Which Players Will Receive Qualifying Offers?

This is the first offseason with qualifying offers for free agents, rather than the Elias ranking system and "offering arbitration" to free agents.  Teams have the opportunity to make qualifying offers of $13.3MM to their free agents by Friday at 5pm eastern time, assuming the player was with the team the entire season.  If offered, players must decide whether to accept by November 9th at 5pm eastern time.  Similar to the old system, accepting makes you a signed player for 2013, and declining puts you on the open market with a draft pick cost attached.  Ben Nicholson-Smith explained qualifying offers in further detail in this May article.

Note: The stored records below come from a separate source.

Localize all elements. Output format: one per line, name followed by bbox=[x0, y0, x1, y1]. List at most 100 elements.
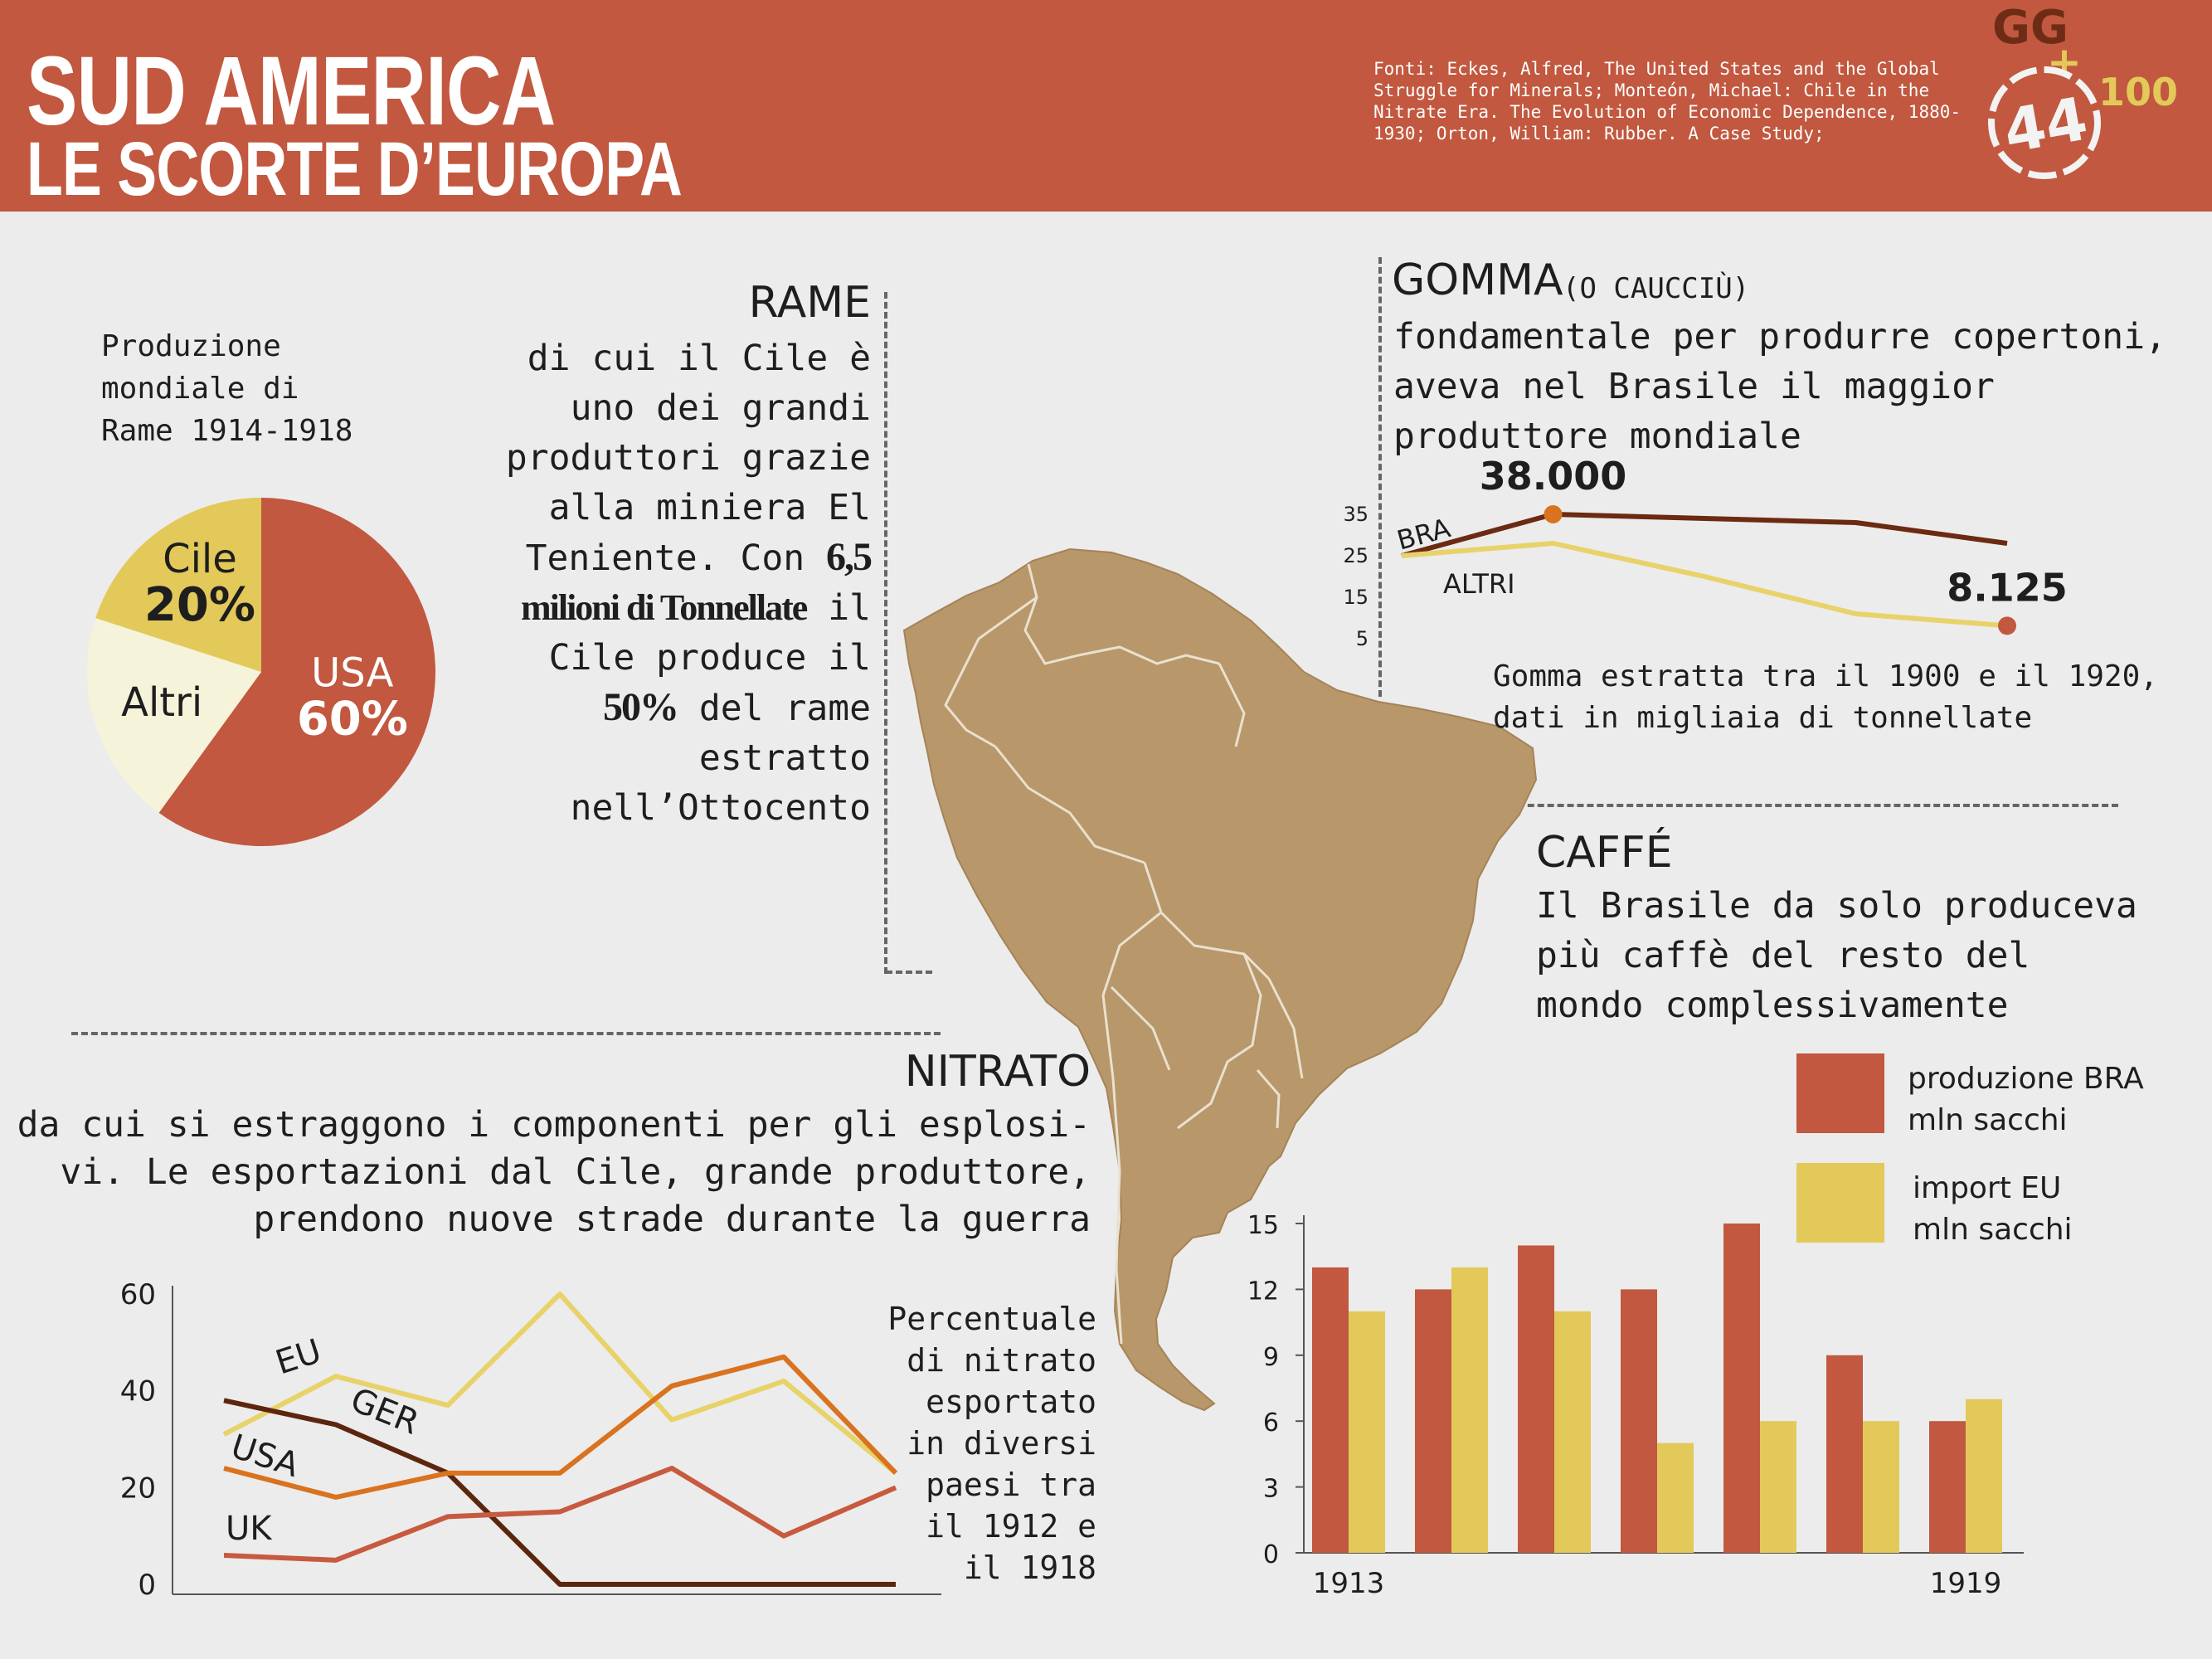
nitrate-series-label-uk: UK bbox=[226, 1510, 273, 1548]
coffee-legend-label: import EU bbox=[1913, 1171, 2061, 1205]
rame-line-5-text: Teniente. Con bbox=[525, 538, 826, 579]
nitrate-caption-line-1: Percentuale bbox=[887, 1301, 1096, 1337]
caffe-line-2: più caffè del resto del bbox=[1536, 935, 2030, 976]
gomma-subheading: (O CAUCCIÙ) bbox=[1563, 272, 1750, 305]
coffee-legend-unit: mln sacchi bbox=[1908, 1103, 2068, 1137]
header-banner bbox=[0, 0, 2212, 212]
rubber-ytick: 15 bbox=[1343, 586, 1369, 609]
pie-value-cile: 20% bbox=[144, 578, 255, 632]
rubber-series-bra bbox=[1401, 512, 2008, 558]
coffee-ytick: 9 bbox=[1263, 1343, 1279, 1372]
nitrate-ytick: 60 bbox=[120, 1278, 156, 1311]
nitrate-series-eu bbox=[222, 1292, 897, 1476]
pie-caption-line-3: Rame 1914-1918 bbox=[101, 414, 353, 448]
coffee-bar-chart: 0 3 6 9 12 15 1913 1919 produzione BRA mln sacchi… bbox=[1247, 1053, 2144, 1600]
rubber-series-label-bra: BRA bbox=[1393, 512, 1454, 557]
coffee-legend-unit: mln sacchi bbox=[1913, 1213, 2073, 1247]
sources-text: Fonti: Eckes, Alfred, The United States … bbox=[1373, 59, 1962, 144]
coffee-bar-eu bbox=[1966, 1399, 2002, 1553]
coffee-bar-bra bbox=[1929, 1421, 1966, 1553]
rubber-line-chart: 5 15 25 35 BRA ALTRI 38.000 8.125 bbox=[1343, 460, 2068, 650]
country-borders bbox=[944, 563, 1304, 1345]
coffee-ytick: 15 bbox=[1247, 1211, 1279, 1240]
rubber-series-altri bbox=[1401, 541, 2008, 629]
rame-percent-value: 50% bbox=[603, 685, 679, 729]
nitrate-caption-line-4: in diversi bbox=[907, 1425, 1096, 1462]
coffee-bar-bra bbox=[1518, 1245, 1554, 1553]
pie-slice-usa bbox=[158, 498, 435, 846]
rame-line-6: milioni di Tonnellate il bbox=[506, 583, 871, 633]
rubber-annotation-label: 38.000 bbox=[1480, 460, 1627, 499]
rubber-caption-line-1: Gomma estratta tra il 1900 e il 1920, bbox=[1493, 659, 2158, 693]
coffee-legend-swatch bbox=[1796, 1163, 1884, 1243]
coffee-bar-bra bbox=[1415, 1289, 1451, 1553]
nitrate-series-usa bbox=[223, 1354, 898, 1500]
rubber-ytick: 35 bbox=[1343, 503, 1369, 526]
coffee-ytick: 0 bbox=[1263, 1540, 1279, 1569]
pie-caption-line-2: mondiale di bbox=[101, 372, 299, 406]
coffee-legend-label: produzione BRA bbox=[1908, 1062, 2144, 1096]
nitrato-heading: NITRATO bbox=[904, 1047, 1091, 1097]
nitrate-ytick: 0 bbox=[138, 1569, 156, 1602]
coffee-legend-swatch bbox=[1796, 1053, 1884, 1133]
page-title: SUD AMERICA bbox=[27, 36, 556, 146]
logo-100-text: 100 bbox=[2098, 70, 2178, 114]
nitrate-series-ger bbox=[223, 1398, 896, 1587]
rubber-caption-line-2: dati in migliaia di tonnellate bbox=[1493, 701, 2033, 735]
divider-nitrato bbox=[71, 1032, 941, 1035]
gomma-line-1: fondamentale per produrre copertoni, bbox=[1393, 316, 2166, 358]
page-subtitle: LE SCORTE D’EUROPA bbox=[27, 127, 683, 212]
pie-slice-cile bbox=[95, 498, 261, 672]
divider-caffe bbox=[1498, 804, 2118, 807]
rame-line-10: nell’Ottocento bbox=[570, 787, 871, 829]
rubber-caption: Gomma estratta tra il 1900 e il 1920, da… bbox=[1493, 656, 2158, 739]
divider-rame-bottom bbox=[886, 971, 932, 974]
pie-label-altri: Altri bbox=[121, 679, 202, 726]
coffee-bar-bra bbox=[1312, 1267, 1349, 1553]
rubber-ytick: 25 bbox=[1343, 544, 1369, 567]
coffee-ytick: 3 bbox=[1263, 1475, 1279, 1504]
nitrato-line-3: prendono nuove strade durante la guerra bbox=[253, 1199, 1091, 1240]
nitrate-series-label-eu: EU bbox=[271, 1332, 326, 1383]
coffee-ytick: 6 bbox=[1263, 1408, 1279, 1438]
rame-line-8-text: del rame bbox=[678, 688, 871, 729]
pie-label-cile: Cile bbox=[163, 536, 237, 582]
rame-line-9: estratto bbox=[698, 737, 871, 779]
gg-logo: GG + 100 44 bbox=[1988, 1, 2178, 179]
gomma-line-2: aveva nel Brasile il maggior bbox=[1393, 366, 1995, 407]
rame-line-7: Cile produce il bbox=[548, 637, 871, 679]
nitrate-caption-line-3: esportato bbox=[926, 1384, 1096, 1420]
continent-shape bbox=[902, 547, 1538, 1412]
logo-plus-text: + bbox=[2047, 38, 2082, 86]
coffee-bar-bra bbox=[1826, 1355, 1863, 1553]
nitrate-caption-line-7: il 1918 bbox=[963, 1550, 1096, 1586]
rubber-series-label-altri: ALTRI bbox=[1443, 568, 1515, 600]
coffee-xtick: 1919 bbox=[1930, 1567, 2002, 1600]
coffee-bar-eu bbox=[1657, 1443, 1694, 1553]
rame-line-4: alla miniera El bbox=[548, 487, 871, 528]
rubber-annotation-label: 8.125 bbox=[1947, 565, 2068, 610]
rame-heading: RAME bbox=[748, 278, 871, 328]
nitrato-line-1: da cui si estraggono i componenti per gl… bbox=[17, 1104, 1091, 1146]
caffe-description: Il Brasile da solo produceva più caffè d… bbox=[1536, 881, 2137, 1030]
caffe-line-1: Il Brasile da solo produceva bbox=[1536, 885, 2137, 927]
rubber-annotation-dot bbox=[1544, 505, 1563, 523]
nitrate-caption: Percentuale di nitrato esportato in dive… bbox=[887, 1298, 1096, 1588]
coffee-bar-eu bbox=[1451, 1267, 1488, 1553]
rame-tonnage-value: 6,5 bbox=[826, 535, 873, 579]
nitrato-description: da cui si estraggono i componenti per gl… bbox=[17, 1102, 1091, 1243]
nitrate-ytick: 20 bbox=[120, 1472, 156, 1505]
gomma-description: fondamentale per produrre copertoni, ave… bbox=[1393, 312, 2166, 461]
coffee-bar-eu bbox=[1349, 1311, 1385, 1553]
pie-label-usa: USA bbox=[311, 650, 393, 697]
coffee-bar-eu bbox=[1760, 1421, 1796, 1553]
rame-tonnage-unit: milioni di Tonnellate bbox=[520, 587, 808, 628]
rubber-ytick: 5 bbox=[1356, 627, 1369, 650]
coffee-bar-eu bbox=[1863, 1421, 1899, 1553]
nitrate-caption-line-2: di nitrato bbox=[907, 1342, 1096, 1379]
coffee-xtick: 1913 bbox=[1313, 1567, 1385, 1600]
rame-description: di cui il Cile è uno dei grandi produtto… bbox=[506, 333, 873, 833]
pie-slice-altri bbox=[86, 618, 261, 813]
nitrate-caption-line-5: paesi tra bbox=[926, 1467, 1096, 1503]
nitrate-ytick: 40 bbox=[120, 1375, 156, 1408]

The risk of making a qualifying offer is that the player might accept, so we won't see them made to players who are worth nowhere near $13.3MM.  The benefit of offering is that the player may turn it down and sign elsewhere, giving his old team a supplemental draft pick at the end of the first round.  It is possible to decline a club option and then make a qualifying offer.  By my estimation, about a dozen players stand a reasonable chance of receiving a qualifying offer on Friday:

  • Josh Hamilton: The Rangers will certainly offer, and Hamilton will definitely turn it down in search of a multiyear deal at a higher salary.
  • Mike Napoli: This is a borderline case.  My guess is that the Rangers do not offer, as Napoli would have a solid chance of accepting the $13.3MM salary and they may not want to allocate that amount of money to him for 2013.
  • Michael Bourn:  I expect the Braves to make Bourn a qualifying offer, as he's likely expecting a multiyear deal somewhere.
  • B.J. Upton: The Rays will probably make the offer, as Upton also expects a much bigger contract.  If he were to accept for some reason, he'd be tradeable.
  • Nick Swisher: Another easy one: the Yankees will offer, and Swisher will decline in search of a multiyear deal.
  • Edwin Jackson:  This case probably gives the Nationals pause, as $13.3MM is a bit steep for Jackson.  Still, they had good results for $11MM in 2012 and are likely to take the risk of the 21% raise.  I imagine Jackson is all about a multiyear deal this time, anyway.
  • Adam LaRoche: The Nationals want LaRoche back and are likely to make a qualifying offer.
  • Dan Haren: This is a tricky one for the Angels.  They can buy out Haren's $15.5MM option for $3.5MM; doing so indicates they don't value him at $12MM for one year.  To make a qualifying offer after paying the buyout is a risk they probably would not take.  The Halos could exercise Haren's option and then trade him, kicking in the $3.5MM they would have had to pay anyway and getting some kind of useful player in return.
  • Hiroki Kuroda: Similar to Jackson, $13.3MM would feel a little steep for Kuroda but the Yankees will probably do it.
  • Kyle Lohse: Lohse is a good bet to receive a qualifying offer from the Cardinals.
  • Angel Pagan: Pagan is 31 and this is his best shot at a big multiyear deal.  I expect the Giants to offer and Pagan to decline, though they could just work out a new contract.
  • David Ortiz: The Red Sox might as well make the offer, as it gives them leverage and Ortiz clearly wants multiple years.  I doubt he'd like a one-year deal at a pay cut or hitting the open market with a draft pick cost.
  • Rafael Soriano: He's expected to choose a $1.5MM buyout over a $14MM salary for 2013.  At that point the Yankees are rumored likely to make a qualifying offer.  Soriano could accept and come out $800K ahead overall, or he could decline and look for multiple years despite the draft pick cost.
  • Torii Hunter: I don't think the Angels would take the risk.